4 May 2021, Yangon
Yangon’s Western District Court on Tuesday heard a prosecution witness in the case of the younger brother of Arakan Army (AA) chief, Major-General Twan Mrat Naing, and seven others who were arrested in 2019 and charged under Myanmar’s Counter-Terrorism Law.
One of the case’s final prosecution witnesses, Police Captain Zaw Moe, testified at the court on Tuesday, according to the defence lawyer. Thirteen of the 14 prosecution witnesses have testified and the court will decide whether or not to proceed with charges after hearing the final witness.
“Police Captain Min Min Thu will be heard at the next court hearing on May 11. The following week, we will submit our final argument about why they should not be charged,” said defence lawyer U Aung Kyaw Sein.
The AA chief’s brother, Ko Aung Mrat Kyaw, and his colleagues were arrested by Singapore police on July 10, 2019, over allegations that they were financially backing the Arakan Army.
Most of the accused belong to the Arakanese Association-Singapore (AAS), a social welfare organisation that contributes relief aid from Singapore to Arakanese people displaced by fighting in Arakan State.
They were subsequently deported to Myanmar, where authorities arrested them on arrival at Yangon International Airport and charged them under Section 50(j) and 52(a) of the Counter-Terrorism Law.
A total of 362 people were arrested and charged under the Counter-Terrorism Law on suspicion of having ties to the AA over two years of fighting between Myanmar’s military and the Arakanese ethnic armed group, according to Thazin Legal Institute.
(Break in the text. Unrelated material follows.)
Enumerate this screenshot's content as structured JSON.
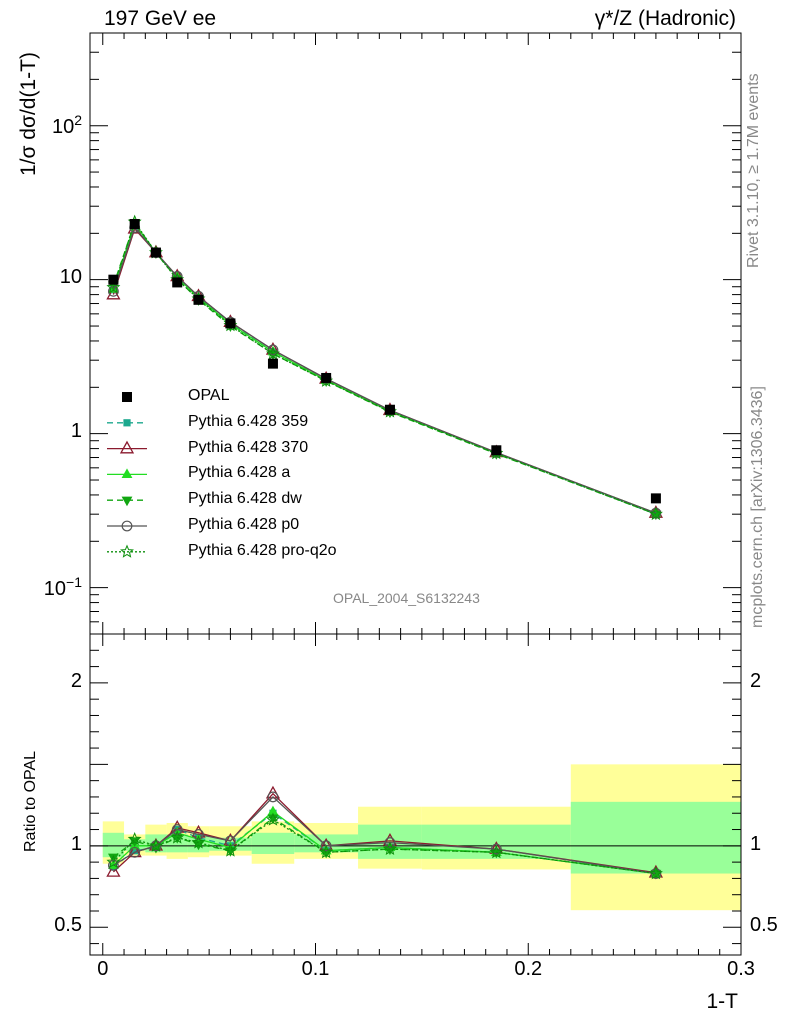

Seventy-eight of them have so far been released due to lack of evidence.
The State Administration Council (SAC), as Myanmar’s junta describes itself, rescinded a declaration of the Arakan Army as a terrorist group on March 11.
The families of detainees charged under the Counter-Terrorism Law over alleged AA ties have expressed hope for the release of the accused following the de-designation. A spokesman for the military’s governing body in Arakan State, however, last month said the lawsuits could be dropped only with the approval of Myanmar’s Anti-Terrorism Central Committee.